Vader van slachtoffer bangalijst moest voor hulp alles zelf uitzoeken

Slachtoffers van zogenoemde bangalijsten krijgen te weinig hulp. Dat zegt Mark van Casteren. Hij is de vader van een studente die in maart op een bangalijst stond. Daarom richtte hij en een aantal andere ouders van slachtoffers de Stichting Stop Bangalijsten op. Dat meldt RTV Utrecht.

“We moesten echt alles zelf uitzoeken”, aldus Van Casteren. Daar kwam hij achter toen zijn dochter op een bangalijst stond. Binnen het Utrechtsch Studenten Corps (USC) ging er in maart een lijst rond. Studentes werden in de zogenaamde ‘grietenpresentatie’ beoordeeld op seksuele handelingen. Het USC schorste een aantal leden en twee Utrechters van 20 jaar werden opgepakt.

Gestopt met de studie 

Volgens Van Casteren is dat niet genoeg. Sommige meiden zijn gestopt met hun studie en hebben Utrecht verlaten. Ze zijn weer bij hun ouders gaan wonen. “En dan heb ik het nog niet eens over de psychische schade. Zo’n bangalijst gaat nooit meer van het internet af.”

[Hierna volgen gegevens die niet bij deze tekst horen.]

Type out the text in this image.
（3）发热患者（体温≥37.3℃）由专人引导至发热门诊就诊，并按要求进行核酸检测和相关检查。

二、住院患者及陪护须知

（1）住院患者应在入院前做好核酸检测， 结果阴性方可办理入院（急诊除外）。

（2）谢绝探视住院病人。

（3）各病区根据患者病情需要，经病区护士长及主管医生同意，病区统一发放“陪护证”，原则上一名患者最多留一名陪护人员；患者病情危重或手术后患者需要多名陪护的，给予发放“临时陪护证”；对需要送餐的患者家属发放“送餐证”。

In april werden er Kamervragen aan demissionair minister Yesilgöz gesteld over de bangalijsten. “Uit haar antwoorden bleek dat ze het allemaal heel erg vervelend vond, maar dat ze er weinig aan kon doen.” De makers van de bangalijsten moeten volgens de ouders aansprakelijk worden gesteld voor de schade die zo’n lijst met zich meebrengt.

Studentenverenigingen moeten zich aanpassen 

Studentenverenigingen moeten zich ook aanpassen, zo stelt Van Casteren. “Een cultuurverschuiving is makkelijker gezegd dan gedaan. De laatste jaren zijn er meer incidenten geweest bij studentenverenigingen. Dat lijken er niet echt minder te worden.”

Gedragscode 

Vijftig studentenverenigingen tekenden een aantal weken geleden wel de gedragscode. Voor zijn eigen dochter en voor de andere studentes die op de bangalijsten stonden komt de gedragscode te laat. Daarom zet Van Casteren zich hier juist voor in. “Mijn eigen dochter wil misschien dat ik het laat rusten en dat er nooit meer over gepraat wordt. Op deze manier probeer ik te voorkomen dat het over zes maanden weer raak is en dat iemand anders zijn dochter dit meemaakt.”